La poĂŠtique des infrastructures
La poétique des infrastructures Les parcours En parcourant une grande partie de la Ruhrgebiet [Région de la Ruhr] en transports en commun, notre première impression a été celle d’une sensation de continuité urbaine entre les villes. Par ailleurs, le tissu du bâti est relativement lâche ce qui laisse place à de la verdure. On y décèle une véritable cohésion, une force d’ensemble, qui présente des villes qui s’emboîtent, se complètent. Ensuite nous pouvons affirmer que l’ensemble du réseau prend sa force au niveau des connexions entre les différents transports en commun. Tout est balisé par des panneaux et des indications. Nous avons également toujours été très bien renseignées par les offices de tourisme et les passants, nous n’avons jamais eu à attendre nos correspondances, à subir des retards ou à se perdre dans les gares.
Témoignage Sara, jeune active de Bochum et habitante de Essen, nous explique qu’il n’y a pas de sensation de coupure entre les villes . Il est tout aussi facile de vivre dans une ville et travailler dans une autre, que de devoir déménager pour raison professionnelle. « Ici, il n’y a pas de problèmes de liaisons et de transports. La Ruhr c’est comme une grosse ville, mais surtout ne le dites pas, chaque ville tient à sa spécificité! » 38
Tramway rose à Gelsenkirschen, près de Essen
Gare ferroviaire de Oberhausen Centro
Les arrêts La plupart des gares ont été rénovées dans le cadre de l’IBA, donnant une touche de « modernité » à d’anciennes stations toujours très utilisées. Ces travaux ont surtout permis d’ancrer les gares dans le tissu urbain : en effet, on retrouve régulièrement des places et des parvis publics accolés aux entrées des stations, soulignés par des différences de niveau ou quelques marches d’escalier. Ce sont des endroits notamment conçus pour l’attente et la détente. Une autre grande force de ces points d’arrêt sont les services de proximité à l’intérieur des stations : que ce soit un snack, un café, un marchand de journaux pour les plus petites d’entre elles, ou encore un supermarché, un restaurant ou une pharmacie pour les plus importantes. Ces lieux nous ont semblé vivants, animés, et sécurisés. Ils répondent aux besoins actuels des actifs ou des jeunes voyageuses.
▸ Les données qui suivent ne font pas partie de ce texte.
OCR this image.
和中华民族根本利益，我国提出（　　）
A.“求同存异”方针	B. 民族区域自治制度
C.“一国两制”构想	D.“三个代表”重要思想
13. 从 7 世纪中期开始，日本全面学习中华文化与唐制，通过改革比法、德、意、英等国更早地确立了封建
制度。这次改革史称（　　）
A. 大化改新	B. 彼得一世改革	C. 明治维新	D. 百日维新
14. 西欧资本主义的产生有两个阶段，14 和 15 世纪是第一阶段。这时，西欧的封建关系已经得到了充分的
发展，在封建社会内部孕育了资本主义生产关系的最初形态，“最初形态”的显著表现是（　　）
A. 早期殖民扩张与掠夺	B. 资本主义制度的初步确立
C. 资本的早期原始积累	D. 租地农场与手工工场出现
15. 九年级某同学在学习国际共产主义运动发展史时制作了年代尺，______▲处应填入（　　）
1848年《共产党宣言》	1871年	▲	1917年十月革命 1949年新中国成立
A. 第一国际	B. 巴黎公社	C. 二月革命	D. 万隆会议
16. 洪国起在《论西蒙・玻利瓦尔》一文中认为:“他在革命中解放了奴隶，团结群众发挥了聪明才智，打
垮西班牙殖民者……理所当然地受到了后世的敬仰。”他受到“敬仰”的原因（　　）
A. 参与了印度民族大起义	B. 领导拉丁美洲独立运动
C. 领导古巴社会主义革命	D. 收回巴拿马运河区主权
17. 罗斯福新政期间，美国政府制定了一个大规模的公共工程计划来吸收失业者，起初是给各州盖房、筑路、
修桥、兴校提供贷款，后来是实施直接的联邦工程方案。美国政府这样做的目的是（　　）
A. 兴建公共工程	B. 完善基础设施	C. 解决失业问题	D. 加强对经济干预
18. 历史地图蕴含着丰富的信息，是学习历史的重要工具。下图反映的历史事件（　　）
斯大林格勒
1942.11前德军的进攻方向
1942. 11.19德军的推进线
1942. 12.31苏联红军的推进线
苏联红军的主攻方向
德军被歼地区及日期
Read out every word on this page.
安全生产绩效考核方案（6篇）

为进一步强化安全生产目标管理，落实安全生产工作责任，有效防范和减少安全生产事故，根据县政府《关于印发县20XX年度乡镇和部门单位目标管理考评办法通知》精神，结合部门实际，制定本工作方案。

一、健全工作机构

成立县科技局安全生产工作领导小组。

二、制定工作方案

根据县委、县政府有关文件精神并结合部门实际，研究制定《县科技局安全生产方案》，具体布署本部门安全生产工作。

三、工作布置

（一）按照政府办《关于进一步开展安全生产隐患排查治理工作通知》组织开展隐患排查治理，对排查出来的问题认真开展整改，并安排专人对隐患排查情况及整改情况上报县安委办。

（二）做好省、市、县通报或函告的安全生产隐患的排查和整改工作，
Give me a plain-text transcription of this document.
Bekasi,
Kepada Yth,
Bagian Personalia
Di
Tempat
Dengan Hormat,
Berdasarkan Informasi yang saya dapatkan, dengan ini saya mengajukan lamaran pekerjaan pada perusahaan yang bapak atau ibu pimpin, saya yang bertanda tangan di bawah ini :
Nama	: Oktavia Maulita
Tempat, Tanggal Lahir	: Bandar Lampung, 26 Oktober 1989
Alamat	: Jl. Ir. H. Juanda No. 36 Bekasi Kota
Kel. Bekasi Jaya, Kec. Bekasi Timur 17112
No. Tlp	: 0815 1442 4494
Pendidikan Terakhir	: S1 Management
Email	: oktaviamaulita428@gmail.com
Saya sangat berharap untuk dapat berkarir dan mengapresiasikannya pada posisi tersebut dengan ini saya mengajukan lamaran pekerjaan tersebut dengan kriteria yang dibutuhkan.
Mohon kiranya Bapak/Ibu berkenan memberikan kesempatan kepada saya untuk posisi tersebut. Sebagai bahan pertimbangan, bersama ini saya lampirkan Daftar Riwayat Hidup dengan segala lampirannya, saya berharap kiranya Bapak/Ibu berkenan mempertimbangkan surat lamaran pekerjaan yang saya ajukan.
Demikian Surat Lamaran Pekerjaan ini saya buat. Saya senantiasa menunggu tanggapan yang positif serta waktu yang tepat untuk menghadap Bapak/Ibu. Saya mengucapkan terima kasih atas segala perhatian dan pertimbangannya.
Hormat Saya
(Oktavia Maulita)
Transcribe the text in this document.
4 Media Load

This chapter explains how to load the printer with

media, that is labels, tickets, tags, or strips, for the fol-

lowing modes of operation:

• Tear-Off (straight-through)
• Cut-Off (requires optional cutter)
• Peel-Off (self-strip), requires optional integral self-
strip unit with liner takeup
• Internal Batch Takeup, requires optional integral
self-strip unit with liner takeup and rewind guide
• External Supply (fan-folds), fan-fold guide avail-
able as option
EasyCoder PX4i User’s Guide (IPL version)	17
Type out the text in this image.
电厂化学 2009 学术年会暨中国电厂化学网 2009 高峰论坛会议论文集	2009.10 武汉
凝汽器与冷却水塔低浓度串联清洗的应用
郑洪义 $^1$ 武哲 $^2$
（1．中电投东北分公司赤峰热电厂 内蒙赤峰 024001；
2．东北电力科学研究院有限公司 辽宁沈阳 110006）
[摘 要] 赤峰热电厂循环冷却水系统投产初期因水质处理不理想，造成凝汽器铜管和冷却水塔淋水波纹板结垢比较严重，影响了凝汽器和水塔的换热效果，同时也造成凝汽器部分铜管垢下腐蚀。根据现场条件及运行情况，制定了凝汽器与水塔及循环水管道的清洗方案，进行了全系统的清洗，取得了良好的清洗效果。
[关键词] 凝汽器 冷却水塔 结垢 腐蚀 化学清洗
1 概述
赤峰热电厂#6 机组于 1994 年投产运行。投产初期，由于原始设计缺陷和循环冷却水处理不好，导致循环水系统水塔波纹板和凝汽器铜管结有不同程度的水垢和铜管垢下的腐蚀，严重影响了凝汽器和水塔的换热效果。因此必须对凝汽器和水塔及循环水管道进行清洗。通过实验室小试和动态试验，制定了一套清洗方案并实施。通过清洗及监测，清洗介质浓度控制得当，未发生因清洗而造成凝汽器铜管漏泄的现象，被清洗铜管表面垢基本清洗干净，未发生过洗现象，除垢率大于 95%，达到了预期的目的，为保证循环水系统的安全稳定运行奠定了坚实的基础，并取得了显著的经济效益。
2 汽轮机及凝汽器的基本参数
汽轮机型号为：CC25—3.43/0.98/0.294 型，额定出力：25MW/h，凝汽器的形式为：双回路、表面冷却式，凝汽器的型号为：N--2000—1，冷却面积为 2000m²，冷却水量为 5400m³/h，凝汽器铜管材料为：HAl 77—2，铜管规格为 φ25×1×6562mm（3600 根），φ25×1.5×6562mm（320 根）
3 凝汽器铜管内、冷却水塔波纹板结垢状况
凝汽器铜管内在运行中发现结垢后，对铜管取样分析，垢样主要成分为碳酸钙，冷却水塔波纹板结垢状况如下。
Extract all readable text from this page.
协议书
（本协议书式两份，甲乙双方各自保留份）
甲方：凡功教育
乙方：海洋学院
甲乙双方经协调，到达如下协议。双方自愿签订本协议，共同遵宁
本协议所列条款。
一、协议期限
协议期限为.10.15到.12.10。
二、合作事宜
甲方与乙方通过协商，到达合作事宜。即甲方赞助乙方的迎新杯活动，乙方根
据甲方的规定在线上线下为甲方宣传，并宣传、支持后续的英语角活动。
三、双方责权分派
Les plus Quelle surprise de voir passer un bus sur une voie de tramway suspendue ou un tramway utiliser les rails du train! Quelle surprise de découvrir une station accueillant deux types de transport et qui présente des hauteurs de parvis adaptées aux deux sortes de véhicules! Quelle surprise de voir qu’un arrêt de métro peut accueillir trois lignes de métro différentes. Par ailleurs, il arrive que sur la route, il se dessine trois rails incrustées dans le sol, laissant la possibilité aux trains, tramways ou bus d’emprunter la même voie. Dans l’Emscher Park, on mutualise ! On installe les réseaux pour qu’ils soient capables de gérer l’ensemble des différents transports et ce en fonction de l’affluence des passagers. 41
Tramway en direction de Gelsenkirschen
Retour sur impression Une des réussites de l’IBA est sa capacité à liaisonner les lieux d’intervention. Bien entendu certains sites spécifiques sont encore mal desservis et périlleux ! Il est néanmoins intéressant de constater que « la Route de la Culture industrielle » est aussi bien une route touristique de loisirs pour les habitants, qu’un moyen de se rendre à son bureau chaque matin.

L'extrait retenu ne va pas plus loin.